La Virgen de Regla y su Santuario forman el epicentro espiritual que nos atrae con un vigor sobrehumano a devotos de lugares cercanos y no tan cercanos.
 
Peregrinamos al Santuario para llegar a la Virgen, andando en muchas ocasiones, y Ella nos recibe con sus brazos abiertos, presentándonos al Niño Coronado, siempre recordándonos su gran mensaje: “Haced lo que Él os diga”. Allí nos encontramos a los hermanos franciscanos que nos ofrecen el abrazo fraterno de Paz y Bien y siempre dispuestos a darnos el perdón del sacramento de la reconciliación.
 
La devoción a la Virgen de Regla trasciende las fronteras de Chipiona, conquistando el corazón de los peregrinos que acuden a su Santuario desde los más dispares puntos de la geografía española.
 
Cuentan las crónicas, que cuando se marcharon del Santuario sus antiguos guardianes, los Agustinos, durante la exclaustración, la Virgen estuvo en la parroquia.
 
En una visita de María Luisa Fernanda y su familia, el párroco les explico la historia de los milagros de la Bendita Señora. El interés que despertó en esta familia fue tal, que se preocuparon de la restauración de la antigua ermita, pudiendo así volver la Virgen a su morada.

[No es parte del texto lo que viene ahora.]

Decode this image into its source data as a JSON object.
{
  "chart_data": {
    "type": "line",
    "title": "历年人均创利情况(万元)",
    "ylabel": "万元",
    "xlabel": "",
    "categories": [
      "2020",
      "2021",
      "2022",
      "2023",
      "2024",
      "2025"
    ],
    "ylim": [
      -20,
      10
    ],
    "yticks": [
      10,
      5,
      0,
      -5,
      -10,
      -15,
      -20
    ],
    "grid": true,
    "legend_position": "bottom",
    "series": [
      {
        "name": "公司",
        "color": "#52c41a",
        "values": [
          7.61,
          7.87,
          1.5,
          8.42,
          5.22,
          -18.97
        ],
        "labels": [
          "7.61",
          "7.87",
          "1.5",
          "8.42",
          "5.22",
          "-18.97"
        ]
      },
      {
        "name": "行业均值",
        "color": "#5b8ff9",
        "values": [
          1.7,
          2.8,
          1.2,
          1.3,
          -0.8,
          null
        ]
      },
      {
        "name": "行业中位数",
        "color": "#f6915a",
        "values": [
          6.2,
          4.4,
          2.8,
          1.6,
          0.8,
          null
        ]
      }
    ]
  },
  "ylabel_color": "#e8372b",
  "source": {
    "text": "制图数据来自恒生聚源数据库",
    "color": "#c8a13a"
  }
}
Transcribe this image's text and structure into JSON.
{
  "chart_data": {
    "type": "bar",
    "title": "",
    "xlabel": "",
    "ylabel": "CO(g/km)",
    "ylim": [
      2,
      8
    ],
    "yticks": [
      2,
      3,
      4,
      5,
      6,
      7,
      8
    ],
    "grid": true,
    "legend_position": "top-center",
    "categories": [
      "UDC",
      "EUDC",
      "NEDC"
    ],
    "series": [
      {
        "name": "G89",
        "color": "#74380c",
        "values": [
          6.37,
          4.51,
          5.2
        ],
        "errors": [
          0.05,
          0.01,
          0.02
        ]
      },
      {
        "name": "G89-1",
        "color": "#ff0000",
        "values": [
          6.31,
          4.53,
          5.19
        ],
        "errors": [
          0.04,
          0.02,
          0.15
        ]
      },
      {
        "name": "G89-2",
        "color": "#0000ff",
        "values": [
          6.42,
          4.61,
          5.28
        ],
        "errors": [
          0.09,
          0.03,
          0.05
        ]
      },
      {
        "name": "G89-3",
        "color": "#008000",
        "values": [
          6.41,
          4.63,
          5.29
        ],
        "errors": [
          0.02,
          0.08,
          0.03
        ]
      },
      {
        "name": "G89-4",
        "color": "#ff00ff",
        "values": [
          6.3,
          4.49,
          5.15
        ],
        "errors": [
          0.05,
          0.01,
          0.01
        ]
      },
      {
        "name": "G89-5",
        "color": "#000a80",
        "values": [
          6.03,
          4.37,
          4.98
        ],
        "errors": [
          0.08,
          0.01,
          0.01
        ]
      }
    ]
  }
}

Después, en el año 1882, vino desde Santiago de Compostela el Padre José Lerchundi para fundar un colegio de misioneros para marruecos y Tierra Santa. Él fue el primer franciscano que pisó las tierras de Chipiona.
 
Sanlúcar y los sanluqueños siempre permanecieron muy unidos a la devoción a la Virgen de Regla. En 1656 se llevaron a la Señora a Sanlúcar en prevención por la presencia de la Escuadra Inglesa en las Costas de Chipiona.
 
Como caso curioso, y tal vez poco conocido, entresaco de las crónicas conventuales del convento de Capuchinos de Sanlúcar, el momento, en el año 1932, en el que entraron en dicho convento con la intención de saquearlo y quemarlo: “los cabecillas del asalto eran más borrachos que otra cosa y en unas horas se habían bebido todo el vino que habíamos acumulado, por lo que se salvó el santuario de Nuestra Señora de Regla, pues tenían el propósito de seguir a Chipiona para quemarlo”.
 
Gracias a las viñas y a los caldos del convento de capuchinos de Sanlúcar, nuestra Virgen de Regla sigue oyendo nuestras plegarias y amparándonos desde su santuario franciscano de Chipiona.
 
Quedó grabado mi devoción a la Señora el día de mi adolescencia que recibí el Sacramento de la Confirmación a sus plantas.
 
¿Dónde iré lejos de tu mirada, Bendita Señora? ¿Dónde iré que no te recuerde?
 
Ya lo sabes Señora, donde yo esté, tu vienes conmigo.